On 08.12.2025 16:19, Luca Fancellu wrote:
>>>> Now this is (to me at least) absurd: I'm removing a file, just to find the
>>>> pipeline
>>>> fails because cppcheck doesn't like docs/misra/exclude-list.json
>>>> containing a
>>>> reference to a non-existing file.
>>>>
>>>> I'll amend the commit with
>>>>
>>>> --- a/docs/misra/exclude-list.json
>>>> +++ b/docs/misra/exclude-list.json
>>>> @@ -170,10 +170,6 @@
>>>> "comment": "Imported from Linux, ignore for now"
>>>> },
>>>> {
>>>> - "rel_path": "common/symbols-dummy.c",
>>>> - "comment": "The resulting code is not included in the final
>>>> Xen binary, ignore for now"
>>>> - },
>>>> - {
>>>> "rel_path": "crypto/*",
>>>> "comment": "Origin is external and documented in
>>>> crypto/README.source"
>>>> },
>>>>
>>>> but I think such tidying should be optional.
>>>
>>> Can you share the error?
>>
>> + xen/scripts/xen-analysis.py --run-cppcheck --cppcheck-misra -- -j16
>> ERROR: Issue with reading file
>> /builds/xen-project/hardware/xen-staging/docs/misra/exclude-list.json:
>> Malformed path: common/symbols-dummy.c refers to
>> /builds/xen-project/hardware/xen-staging/xen/common/symbols-dummy.c that
>> does not exists
>
> Oh ok I see, seems to me a good feedback from the tool to keep everything
> consistent.
Well.

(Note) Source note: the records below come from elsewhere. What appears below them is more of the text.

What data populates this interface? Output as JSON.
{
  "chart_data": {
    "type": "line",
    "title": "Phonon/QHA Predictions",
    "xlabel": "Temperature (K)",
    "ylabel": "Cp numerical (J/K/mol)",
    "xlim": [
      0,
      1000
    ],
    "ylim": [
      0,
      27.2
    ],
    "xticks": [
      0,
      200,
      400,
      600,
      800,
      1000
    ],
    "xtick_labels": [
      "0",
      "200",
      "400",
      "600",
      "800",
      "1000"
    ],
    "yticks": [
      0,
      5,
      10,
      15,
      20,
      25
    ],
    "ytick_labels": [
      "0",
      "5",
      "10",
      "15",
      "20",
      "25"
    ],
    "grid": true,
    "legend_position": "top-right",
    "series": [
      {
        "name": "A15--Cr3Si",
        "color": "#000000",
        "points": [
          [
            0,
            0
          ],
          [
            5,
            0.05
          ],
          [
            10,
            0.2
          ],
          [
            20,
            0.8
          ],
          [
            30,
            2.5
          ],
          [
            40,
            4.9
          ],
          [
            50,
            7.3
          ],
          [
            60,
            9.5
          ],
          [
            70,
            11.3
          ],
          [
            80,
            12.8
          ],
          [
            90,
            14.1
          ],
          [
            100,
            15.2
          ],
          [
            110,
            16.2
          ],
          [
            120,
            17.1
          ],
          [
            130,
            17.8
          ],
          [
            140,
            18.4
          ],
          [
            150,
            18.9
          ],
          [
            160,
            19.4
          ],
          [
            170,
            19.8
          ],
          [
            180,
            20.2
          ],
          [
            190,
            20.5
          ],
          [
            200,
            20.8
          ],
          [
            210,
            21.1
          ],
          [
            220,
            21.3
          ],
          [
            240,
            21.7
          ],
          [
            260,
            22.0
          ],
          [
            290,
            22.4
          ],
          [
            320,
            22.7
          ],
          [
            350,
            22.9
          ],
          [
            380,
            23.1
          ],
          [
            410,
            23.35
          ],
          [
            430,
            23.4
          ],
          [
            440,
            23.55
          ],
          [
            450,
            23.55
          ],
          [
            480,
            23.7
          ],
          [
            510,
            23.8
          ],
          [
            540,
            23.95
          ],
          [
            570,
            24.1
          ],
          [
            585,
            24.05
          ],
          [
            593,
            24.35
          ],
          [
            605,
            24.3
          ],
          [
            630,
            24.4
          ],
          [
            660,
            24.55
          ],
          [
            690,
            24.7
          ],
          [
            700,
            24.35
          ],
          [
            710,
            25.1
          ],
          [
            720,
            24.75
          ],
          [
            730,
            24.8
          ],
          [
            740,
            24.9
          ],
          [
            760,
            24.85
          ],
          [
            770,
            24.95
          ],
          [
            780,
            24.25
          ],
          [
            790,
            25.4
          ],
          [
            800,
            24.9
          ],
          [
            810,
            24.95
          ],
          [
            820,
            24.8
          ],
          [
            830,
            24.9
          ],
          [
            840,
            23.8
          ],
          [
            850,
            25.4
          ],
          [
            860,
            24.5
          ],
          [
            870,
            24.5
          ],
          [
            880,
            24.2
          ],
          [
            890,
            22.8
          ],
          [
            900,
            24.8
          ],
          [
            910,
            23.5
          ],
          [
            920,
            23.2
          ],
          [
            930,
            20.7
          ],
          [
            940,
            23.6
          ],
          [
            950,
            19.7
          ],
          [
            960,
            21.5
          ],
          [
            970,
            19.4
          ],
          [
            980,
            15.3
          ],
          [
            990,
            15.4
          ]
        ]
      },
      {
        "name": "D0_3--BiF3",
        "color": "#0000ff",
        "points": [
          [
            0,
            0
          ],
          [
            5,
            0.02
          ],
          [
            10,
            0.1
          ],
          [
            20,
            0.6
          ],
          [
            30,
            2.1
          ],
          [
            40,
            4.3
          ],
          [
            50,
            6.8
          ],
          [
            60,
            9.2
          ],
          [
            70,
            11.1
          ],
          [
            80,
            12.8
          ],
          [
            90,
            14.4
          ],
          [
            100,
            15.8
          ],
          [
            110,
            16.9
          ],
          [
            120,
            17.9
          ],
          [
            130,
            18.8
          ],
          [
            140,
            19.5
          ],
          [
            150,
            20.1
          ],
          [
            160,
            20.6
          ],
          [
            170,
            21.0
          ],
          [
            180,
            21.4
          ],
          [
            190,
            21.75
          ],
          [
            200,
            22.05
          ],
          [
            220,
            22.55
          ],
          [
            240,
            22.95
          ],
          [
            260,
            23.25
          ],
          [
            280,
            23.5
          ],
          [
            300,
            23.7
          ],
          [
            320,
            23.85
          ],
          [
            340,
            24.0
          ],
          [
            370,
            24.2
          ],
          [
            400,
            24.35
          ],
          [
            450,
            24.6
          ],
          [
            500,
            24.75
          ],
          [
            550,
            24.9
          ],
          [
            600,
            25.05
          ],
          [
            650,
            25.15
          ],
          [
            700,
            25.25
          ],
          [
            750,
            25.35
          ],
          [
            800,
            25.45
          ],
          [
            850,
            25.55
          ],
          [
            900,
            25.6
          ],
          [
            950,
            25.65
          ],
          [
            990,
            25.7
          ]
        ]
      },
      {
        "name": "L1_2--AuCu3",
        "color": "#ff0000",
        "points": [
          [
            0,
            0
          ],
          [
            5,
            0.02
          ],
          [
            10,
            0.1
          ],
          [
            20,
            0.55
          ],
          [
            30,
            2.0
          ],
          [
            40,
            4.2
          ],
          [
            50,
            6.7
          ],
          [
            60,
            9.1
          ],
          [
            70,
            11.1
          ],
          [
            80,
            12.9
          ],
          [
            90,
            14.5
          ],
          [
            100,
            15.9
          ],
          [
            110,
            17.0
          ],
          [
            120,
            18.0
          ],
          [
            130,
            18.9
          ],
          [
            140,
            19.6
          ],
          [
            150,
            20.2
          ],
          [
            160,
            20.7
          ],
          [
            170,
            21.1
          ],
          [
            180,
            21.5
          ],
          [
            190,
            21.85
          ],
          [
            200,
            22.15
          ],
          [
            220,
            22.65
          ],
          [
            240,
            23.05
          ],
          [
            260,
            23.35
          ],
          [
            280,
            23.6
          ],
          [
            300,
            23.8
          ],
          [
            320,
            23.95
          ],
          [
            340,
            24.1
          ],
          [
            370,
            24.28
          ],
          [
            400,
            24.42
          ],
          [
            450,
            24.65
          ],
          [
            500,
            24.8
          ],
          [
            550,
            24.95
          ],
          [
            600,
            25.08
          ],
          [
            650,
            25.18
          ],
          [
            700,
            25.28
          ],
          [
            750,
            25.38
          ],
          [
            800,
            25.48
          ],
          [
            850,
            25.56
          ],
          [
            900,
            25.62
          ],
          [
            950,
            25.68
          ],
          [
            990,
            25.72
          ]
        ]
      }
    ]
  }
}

If I remove a file from the xen/ subtree, then seeing empty grep output
on that
subtree should allow me to be sufficiently sure that no problematic (as in:
breaking
the build) references have survived.
Plus while I agree that consistency is desirable to have here, is a stale file
ref
really a reason to cause a build to fail? Wouldn't a warning suffice?
How many tools' behaviors can we (as developers, reviewers, and committers)
keep in
mind when putting together otherwise simple changes?